Vulnerabilidad
Cada vez nos sorprende menos que un anciano muera solo y pasen meses sin echársele en falta. Ayer publicábamos el insólito caso de don Emilio -un hombre sociable, conocido y dicharachero del madrileño barrio de Salamanca-, fallecido hace cinco meses. Viven en España nada menos que 7,2 millones de ancianos y 1,3 millones en soledad, unos arropados por estructuras familiares cada vez más frágiles, otros plenamente dependientes de la ayuda social, la caridad o sí mismos. En veranos como éste, que siembra la alarma de California a Rusia por las altas temperaturas, se intuye la vulnerabilidad de todos, pero es explícita sobre todo la de las personas mayores.
Nadie sabe cuántos ancianos han muerto por el calor. La cifra oficial española de 14 fallecidos se antoja ridícula. Hay que preguntarse cuántos ancianos vivirían con mayor calidad de vida, muchas veces no dependiente del aire acondicionado, ni de gasto alguno, con un mínimo esfuerzo o interés del prójimo. Sólo con algo más de respeto y de solidaridad.
Las sociedades modernas han cultivado en las últimas décadas unos dogmas que a las nuevas generaciones ya les parecen eternos por corta memoria, lógica inexperiencia y, con frecuencia, ignorancia. Uno de los peores por gratuito, infundado y pernicioso es el del incondicional entusiasmo por lo joven y lo último. Lo que en criterios de moda indumentaria es simple estulticia, cuando atañe a valores de convivencia, a sentimientos y emociones, deriva pronto en falta de sensibilidad y de escrúpulos, en egoísmo.

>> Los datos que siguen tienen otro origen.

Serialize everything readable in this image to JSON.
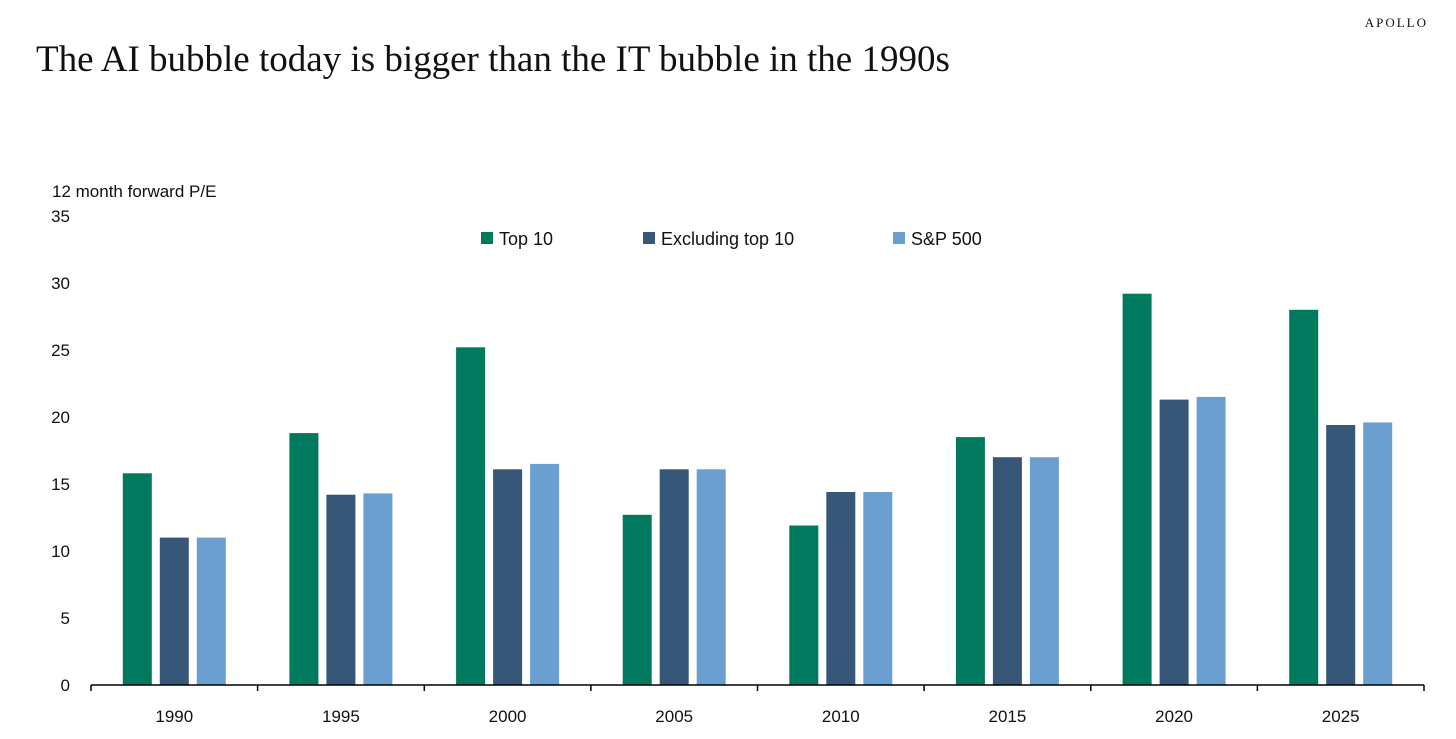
{
  "brand": "APOLLO",
  "title": "The AI bubble today is bigger than the IT bubble in the 1990s",
  "chart_data": {
    "type": "bar",
    "title": "The AI bubble today is bigger than the IT bubble in the 1990s",
    "xlabel": "",
    "ylabel": "12 month forward P/E",
    "ylim": [
      0,
      35
    ],
    "yticks": [
      0,
      5,
      10,
      15,
      20,
      25,
      30,
      35
    ],
    "grid": false,
    "legend_position": "top-center",
    "categories": [
      "1990",
      "1995",
      "2000",
      "2005",
      "2010",
      "2015",
      "2020",
      "2025"
    ],
    "series": [
      {
        "name": "Top 10",
        "color": "#007a5e",
        "values": [
          15.8,
          18.8,
          25.2,
          12.7,
          11.9,
          18.5,
          29.2,
          28.0
        ]
      },
      {
        "name": "Excluding top 10",
        "color": "#365777",
        "values": [
          11.0,
          14.2,
          16.1,
          16.1,
          14.4,
          17.0,
          21.3,
          19.4
        ]
      },
      {
        "name": "S&P 500",
        "color": "#6a9fcf",
        "values": [
          11.0,
          14.3,
          16.5,
          16.1,
          14.4,
          17.0,
          21.5,
          19.6
        ]
      }
    ]
  }
}
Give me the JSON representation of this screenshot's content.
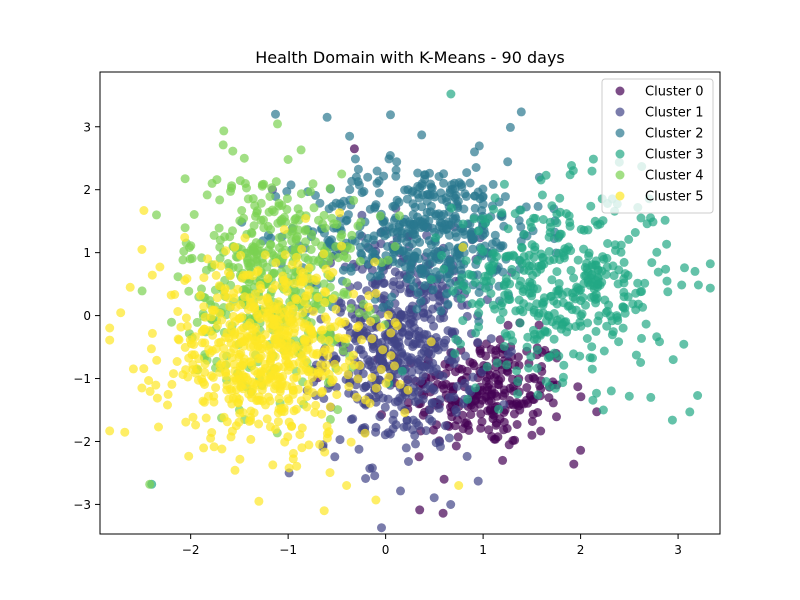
{
  "chart_data": {
    "type": "scatter",
    "title": "Health Domain with K-Means - 90 days",
    "xlabel": "",
    "ylabel": "",
    "xlim": [
      -2.93,
      3.43
    ],
    "ylim": [
      -3.47,
      3.87
    ],
    "x_ticks": [
      -2,
      -1,
      0,
      1,
      2,
      3
    ],
    "y_ticks": [
      -3,
      -2,
      -1,
      0,
      1,
      2,
      3
    ],
    "x_tick_labels": [
      "−2",
      "−1",
      "0",
      "1",
      "2",
      "3"
    ],
    "y_tick_labels": [
      "−3",
      "−2",
      "−1",
      "0",
      "1",
      "2",
      "3"
    ],
    "grid": false,
    "legend_position": "top-right",
    "marker_alpha": 0.7,
    "series": [
      {
        "name": "Cluster 0",
        "color": "#440154",
        "center": [
          1.0,
          -1.2
        ],
        "spread": [
          0.42,
          0.45
        ],
        "count": 260,
        "points": [
          [
            0.59,
            -3.14
          ],
          [
            -0.32,
            2.65
          ],
          [
            1.93,
            -2.36
          ],
          [
            2.0,
            -2.14
          ],
          [
            1.5,
            -1.9
          ],
          [
            1.2,
            -2.3
          ],
          [
            0.6,
            -2.6
          ],
          [
            1.75,
            -0.6
          ]
        ]
      },
      {
        "name": "Cluster 1",
        "color": "#414487",
        "center": [
          0.15,
          -0.45
        ],
        "spread": [
          0.38,
          0.85
        ],
        "count": 520,
        "points": [
          [
            -1.16,
            2.0
          ],
          [
            -0.99,
            -2.5
          ],
          [
            0.95,
            -2.63
          ],
          [
            -0.2,
            -1.4
          ]
        ]
      },
      {
        "name": "Cluster 2",
        "color": "#2a788e",
        "center": [
          0.4,
          1.35
        ],
        "spread": [
          0.6,
          0.55
        ],
        "count": 450,
        "points": [
          [
            -1.13,
            3.2
          ],
          [
            -0.6,
            3.15
          ],
          [
            0.05,
            3.19
          ],
          [
            1.28,
            2.99
          ],
          [
            -0.37,
            2.85
          ],
          [
            0.37,
            2.87
          ]
        ]
      },
      {
        "name": "Cluster 3",
        "color": "#22a884",
        "center": [
          1.8,
          0.5
        ],
        "spread": [
          0.55,
          0.75
        ],
        "count": 420,
        "points": [
          [
            0.67,
            3.52
          ],
          [
            3.2,
            -1.27
          ],
          [
            3.12,
            -1.53
          ],
          [
            2.95,
            -0.7
          ],
          [
            2.72,
            -1.3
          ],
          [
            2.62,
            1.55
          ],
          [
            2.12,
            -0.85
          ],
          [
            2.5,
            -1.28
          ],
          [
            -2.4,
            -2.68
          ]
        ]
      },
      {
        "name": "Cluster 4",
        "color": "#7ad151",
        "center": [
          -1.15,
          0.6
        ],
        "spread": [
          0.45,
          0.85
        ],
        "count": 460,
        "points": [
          [
            -1.45,
            2.5
          ],
          [
            -1.78,
            2.1
          ],
          [
            -2.35,
            1.6
          ],
          [
            -2.42,
            -2.68
          ],
          [
            -1.0,
            2.48
          ]
        ]
      },
      {
        "name": "Cluster 5",
        "color": "#fde725",
        "center": [
          -1.2,
          -0.55
        ],
        "spread": [
          0.55,
          0.75
        ],
        "count": 620,
        "points": [
          [
            -2.62,
            0.45
          ],
          [
            -2.5,
            1.05
          ],
          [
            -2.48,
            1.67
          ],
          [
            -0.63,
            -3.1
          ],
          [
            -1.3,
            -2.95
          ],
          [
            -0.1,
            -2.93
          ],
          [
            -2.5,
            -1.15
          ],
          [
            0.75,
            -2.7
          ],
          [
            -0.4,
            -2.7
          ]
        ]
      }
    ]
  }
}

Sucede cuando la competitividad en una sociedad de individuos con lógica ansiosa e implacable olvida y desprecia a sus mayores. Hace aún pocos años que a los españoles les conmovían las historias sobre la soledad abismal y rotunda de los viejos en países avanzados, de gran movilidad y poco arraigo. Hoy, aunque no estemos peor que en otros de nuestro entorno, parece llegado el momento de tomar medidas serias -por alarma y respeto- para mejorar seriamente la situación de muchos de nuestros ancianos.